06 de maio de 2022 | 14h34

“Pode até ser que o pior já passou. Mas eu desenvolvi um respeito de não subestimar o que esse vírus é capaz de fazer em múltiplos níveis, a começar pela sua capacidade de se reinventar que é impressionante. Isso chocou a todos nós”.

Vem uma baita onda, e o mar retrocede. É o que estamos observando. Só que a água voltou a subir.

Miguel Nicolelis, neurocientista e professor titular da universidade Duke, utiliza esta imagem para descrever o momento atual da pandemia.

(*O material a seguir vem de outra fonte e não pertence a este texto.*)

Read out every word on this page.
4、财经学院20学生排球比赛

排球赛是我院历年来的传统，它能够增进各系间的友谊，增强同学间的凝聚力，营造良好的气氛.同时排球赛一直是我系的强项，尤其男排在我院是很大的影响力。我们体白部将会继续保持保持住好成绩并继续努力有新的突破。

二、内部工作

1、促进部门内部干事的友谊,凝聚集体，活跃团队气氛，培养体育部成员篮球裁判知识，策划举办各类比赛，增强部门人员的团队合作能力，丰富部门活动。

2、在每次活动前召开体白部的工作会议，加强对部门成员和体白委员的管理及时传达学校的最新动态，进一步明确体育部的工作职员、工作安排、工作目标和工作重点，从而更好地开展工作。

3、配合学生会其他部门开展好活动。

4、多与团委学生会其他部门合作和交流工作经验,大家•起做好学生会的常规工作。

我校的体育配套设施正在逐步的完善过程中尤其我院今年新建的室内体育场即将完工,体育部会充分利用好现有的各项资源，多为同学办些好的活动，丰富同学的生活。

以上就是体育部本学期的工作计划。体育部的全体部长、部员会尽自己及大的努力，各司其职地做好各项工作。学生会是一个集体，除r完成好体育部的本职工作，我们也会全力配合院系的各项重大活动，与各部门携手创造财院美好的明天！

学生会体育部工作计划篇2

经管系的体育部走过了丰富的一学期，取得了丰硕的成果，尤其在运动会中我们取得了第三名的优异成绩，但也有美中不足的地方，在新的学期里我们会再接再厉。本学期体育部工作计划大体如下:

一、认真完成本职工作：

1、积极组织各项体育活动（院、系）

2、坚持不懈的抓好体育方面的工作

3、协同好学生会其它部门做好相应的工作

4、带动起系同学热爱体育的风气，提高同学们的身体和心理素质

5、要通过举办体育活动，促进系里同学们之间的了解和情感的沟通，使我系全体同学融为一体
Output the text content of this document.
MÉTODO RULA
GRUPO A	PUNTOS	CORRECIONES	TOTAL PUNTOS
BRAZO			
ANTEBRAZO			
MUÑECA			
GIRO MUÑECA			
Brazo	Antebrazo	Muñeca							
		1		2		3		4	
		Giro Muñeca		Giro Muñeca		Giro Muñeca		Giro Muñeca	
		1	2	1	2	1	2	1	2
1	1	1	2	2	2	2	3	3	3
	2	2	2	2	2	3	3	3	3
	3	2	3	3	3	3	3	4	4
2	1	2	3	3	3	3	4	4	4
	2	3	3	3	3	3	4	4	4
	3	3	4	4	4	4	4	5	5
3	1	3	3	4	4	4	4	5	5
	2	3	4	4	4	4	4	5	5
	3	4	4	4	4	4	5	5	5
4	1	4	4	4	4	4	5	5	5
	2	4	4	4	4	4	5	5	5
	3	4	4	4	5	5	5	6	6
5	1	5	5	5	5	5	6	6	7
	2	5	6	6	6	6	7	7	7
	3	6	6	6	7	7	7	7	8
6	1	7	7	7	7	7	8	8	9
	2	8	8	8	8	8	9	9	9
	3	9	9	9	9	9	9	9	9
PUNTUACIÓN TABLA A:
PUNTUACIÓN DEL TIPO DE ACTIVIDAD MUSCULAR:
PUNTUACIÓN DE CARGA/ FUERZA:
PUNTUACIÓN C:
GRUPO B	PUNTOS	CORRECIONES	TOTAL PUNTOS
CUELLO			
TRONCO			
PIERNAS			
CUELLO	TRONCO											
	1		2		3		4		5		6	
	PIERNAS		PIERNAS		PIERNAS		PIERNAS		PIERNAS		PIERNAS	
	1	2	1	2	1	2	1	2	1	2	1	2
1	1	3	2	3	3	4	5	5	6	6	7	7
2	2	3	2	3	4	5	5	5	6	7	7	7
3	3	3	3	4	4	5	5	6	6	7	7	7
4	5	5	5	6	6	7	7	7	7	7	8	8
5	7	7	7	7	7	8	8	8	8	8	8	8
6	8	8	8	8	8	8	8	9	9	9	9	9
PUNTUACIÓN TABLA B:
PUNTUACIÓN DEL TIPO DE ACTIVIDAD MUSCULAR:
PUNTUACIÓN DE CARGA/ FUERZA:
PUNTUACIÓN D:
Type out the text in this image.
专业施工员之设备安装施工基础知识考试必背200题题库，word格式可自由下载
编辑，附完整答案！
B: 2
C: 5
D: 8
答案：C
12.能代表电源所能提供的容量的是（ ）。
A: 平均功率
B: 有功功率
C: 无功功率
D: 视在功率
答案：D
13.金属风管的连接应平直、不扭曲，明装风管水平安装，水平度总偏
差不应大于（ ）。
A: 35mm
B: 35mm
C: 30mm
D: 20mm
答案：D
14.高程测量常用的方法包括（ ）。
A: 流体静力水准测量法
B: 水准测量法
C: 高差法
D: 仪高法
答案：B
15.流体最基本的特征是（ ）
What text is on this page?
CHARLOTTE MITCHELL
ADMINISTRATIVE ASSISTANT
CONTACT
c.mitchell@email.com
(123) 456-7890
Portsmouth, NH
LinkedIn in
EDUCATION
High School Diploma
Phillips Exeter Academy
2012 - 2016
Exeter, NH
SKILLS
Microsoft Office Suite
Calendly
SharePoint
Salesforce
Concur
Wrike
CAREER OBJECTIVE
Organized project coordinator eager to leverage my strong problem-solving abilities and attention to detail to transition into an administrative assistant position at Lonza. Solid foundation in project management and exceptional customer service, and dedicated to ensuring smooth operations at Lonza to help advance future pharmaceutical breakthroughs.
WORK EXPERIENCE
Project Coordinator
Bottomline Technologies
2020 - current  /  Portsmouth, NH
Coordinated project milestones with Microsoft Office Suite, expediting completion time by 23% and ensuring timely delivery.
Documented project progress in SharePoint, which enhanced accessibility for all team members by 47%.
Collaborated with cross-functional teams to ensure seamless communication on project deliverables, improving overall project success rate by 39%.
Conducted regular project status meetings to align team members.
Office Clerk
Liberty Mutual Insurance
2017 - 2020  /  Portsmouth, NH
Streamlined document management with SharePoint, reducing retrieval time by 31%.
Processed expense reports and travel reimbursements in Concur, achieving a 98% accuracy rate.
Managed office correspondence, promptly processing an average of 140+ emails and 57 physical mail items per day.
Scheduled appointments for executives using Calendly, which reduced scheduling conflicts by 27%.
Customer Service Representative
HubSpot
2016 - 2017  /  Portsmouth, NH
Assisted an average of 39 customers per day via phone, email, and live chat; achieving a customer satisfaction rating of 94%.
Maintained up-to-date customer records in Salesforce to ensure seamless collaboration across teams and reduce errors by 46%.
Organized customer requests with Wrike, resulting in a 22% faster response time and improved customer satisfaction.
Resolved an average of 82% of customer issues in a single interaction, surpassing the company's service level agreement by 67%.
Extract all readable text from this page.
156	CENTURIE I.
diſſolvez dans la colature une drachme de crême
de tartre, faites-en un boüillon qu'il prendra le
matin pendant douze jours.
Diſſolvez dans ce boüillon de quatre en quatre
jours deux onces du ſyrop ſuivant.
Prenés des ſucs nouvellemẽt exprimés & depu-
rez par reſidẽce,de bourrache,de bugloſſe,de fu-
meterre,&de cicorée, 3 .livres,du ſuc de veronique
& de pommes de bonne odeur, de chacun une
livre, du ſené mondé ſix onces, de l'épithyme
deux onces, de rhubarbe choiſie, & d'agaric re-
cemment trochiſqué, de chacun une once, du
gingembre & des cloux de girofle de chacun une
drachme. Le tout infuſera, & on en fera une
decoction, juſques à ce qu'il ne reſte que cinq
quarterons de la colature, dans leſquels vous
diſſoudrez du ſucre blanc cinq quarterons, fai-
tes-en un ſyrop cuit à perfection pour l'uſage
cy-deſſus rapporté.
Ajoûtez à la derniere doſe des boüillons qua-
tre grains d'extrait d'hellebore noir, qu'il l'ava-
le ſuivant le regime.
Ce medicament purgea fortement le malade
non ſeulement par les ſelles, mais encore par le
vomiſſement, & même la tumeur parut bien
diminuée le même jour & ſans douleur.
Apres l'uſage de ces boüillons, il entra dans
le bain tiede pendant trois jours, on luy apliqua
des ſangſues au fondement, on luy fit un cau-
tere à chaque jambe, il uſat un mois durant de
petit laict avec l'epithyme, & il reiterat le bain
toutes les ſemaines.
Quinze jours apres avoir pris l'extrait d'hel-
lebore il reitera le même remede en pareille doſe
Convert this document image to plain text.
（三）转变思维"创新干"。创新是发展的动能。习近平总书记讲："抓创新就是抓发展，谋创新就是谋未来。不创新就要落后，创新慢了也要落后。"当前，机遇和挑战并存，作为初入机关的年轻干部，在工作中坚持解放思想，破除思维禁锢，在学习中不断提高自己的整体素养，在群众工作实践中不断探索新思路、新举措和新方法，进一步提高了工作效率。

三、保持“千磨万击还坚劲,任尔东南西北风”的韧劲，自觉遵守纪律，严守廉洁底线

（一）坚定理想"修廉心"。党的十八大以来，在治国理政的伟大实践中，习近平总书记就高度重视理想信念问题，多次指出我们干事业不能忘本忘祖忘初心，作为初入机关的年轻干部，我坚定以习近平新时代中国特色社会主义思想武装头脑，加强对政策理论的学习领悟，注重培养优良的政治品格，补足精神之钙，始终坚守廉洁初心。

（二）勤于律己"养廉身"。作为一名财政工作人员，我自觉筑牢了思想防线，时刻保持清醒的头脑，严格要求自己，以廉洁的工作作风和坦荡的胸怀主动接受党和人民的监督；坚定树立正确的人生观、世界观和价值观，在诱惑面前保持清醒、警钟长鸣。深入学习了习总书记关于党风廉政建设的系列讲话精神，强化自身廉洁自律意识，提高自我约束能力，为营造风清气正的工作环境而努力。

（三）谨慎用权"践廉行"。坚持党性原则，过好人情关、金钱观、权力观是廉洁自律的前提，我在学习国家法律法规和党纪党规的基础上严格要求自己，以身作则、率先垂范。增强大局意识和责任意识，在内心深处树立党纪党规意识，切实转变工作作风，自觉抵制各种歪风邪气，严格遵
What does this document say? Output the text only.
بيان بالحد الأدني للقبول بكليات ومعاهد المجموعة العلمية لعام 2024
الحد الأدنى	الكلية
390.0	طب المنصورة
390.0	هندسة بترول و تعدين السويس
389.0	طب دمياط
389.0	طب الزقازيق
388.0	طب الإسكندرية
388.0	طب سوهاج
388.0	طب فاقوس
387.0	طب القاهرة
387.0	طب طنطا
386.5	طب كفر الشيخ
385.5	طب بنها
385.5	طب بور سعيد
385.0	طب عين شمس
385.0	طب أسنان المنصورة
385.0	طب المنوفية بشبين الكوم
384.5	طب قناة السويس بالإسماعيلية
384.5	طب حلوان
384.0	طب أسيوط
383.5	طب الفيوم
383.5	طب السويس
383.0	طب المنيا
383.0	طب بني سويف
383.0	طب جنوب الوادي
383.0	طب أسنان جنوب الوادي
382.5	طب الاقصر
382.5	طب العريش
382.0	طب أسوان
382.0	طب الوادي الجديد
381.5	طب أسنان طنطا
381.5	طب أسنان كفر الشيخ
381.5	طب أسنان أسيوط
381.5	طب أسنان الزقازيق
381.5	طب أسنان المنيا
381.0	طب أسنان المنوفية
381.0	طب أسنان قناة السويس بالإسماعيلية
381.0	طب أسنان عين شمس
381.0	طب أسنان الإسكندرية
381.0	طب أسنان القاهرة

Em outras palavras: apesar das elevadas taxas de vacinação, novas mutações em gestação, aliadas ao relaxamento das regras de distanciamento social, estão pressionando os números para cima.

E há outros aspectos da doença que merecem destaque. A covid longa pressiona o sistema de saúde de forma preocupante – ninguém está prestando atenção aos efeitos crônicos da doença, alerta o professor: “Vamos ter dezenas de milhões de pessoas com sequelas crônicas. O sistema não vai dar conta – na Grã-Bretanha, já colapsou, com o excedente de demandas de diálise, fisioterapia respiratória, cardiovascular, ou aumento do número de acidentes vasculares em decorrência da pós infecção de covid”.

São os efeitos econômicos, sociais, de saúde pública a longo prazo, todos influenciados por o que Nicolelis chama de uma “nova pandemia”; uma pandemia silenciosa, na qual as pessoas não estão morrendo de imediato, mas lentamente sentindo os efeitos da infecção.

“Não dá pra prever, mesmo que você tenha um caso assintomático ou leve, qual é o efeito crônico. Além disso, as vacinas não são 100% protetoras de efeitos crônicos; elas diminuem a gravidade da infecção, da chance de hospitalização e dos números de óbitos, mas elas não diminuem efetivamente as chances de você ter sequelas”.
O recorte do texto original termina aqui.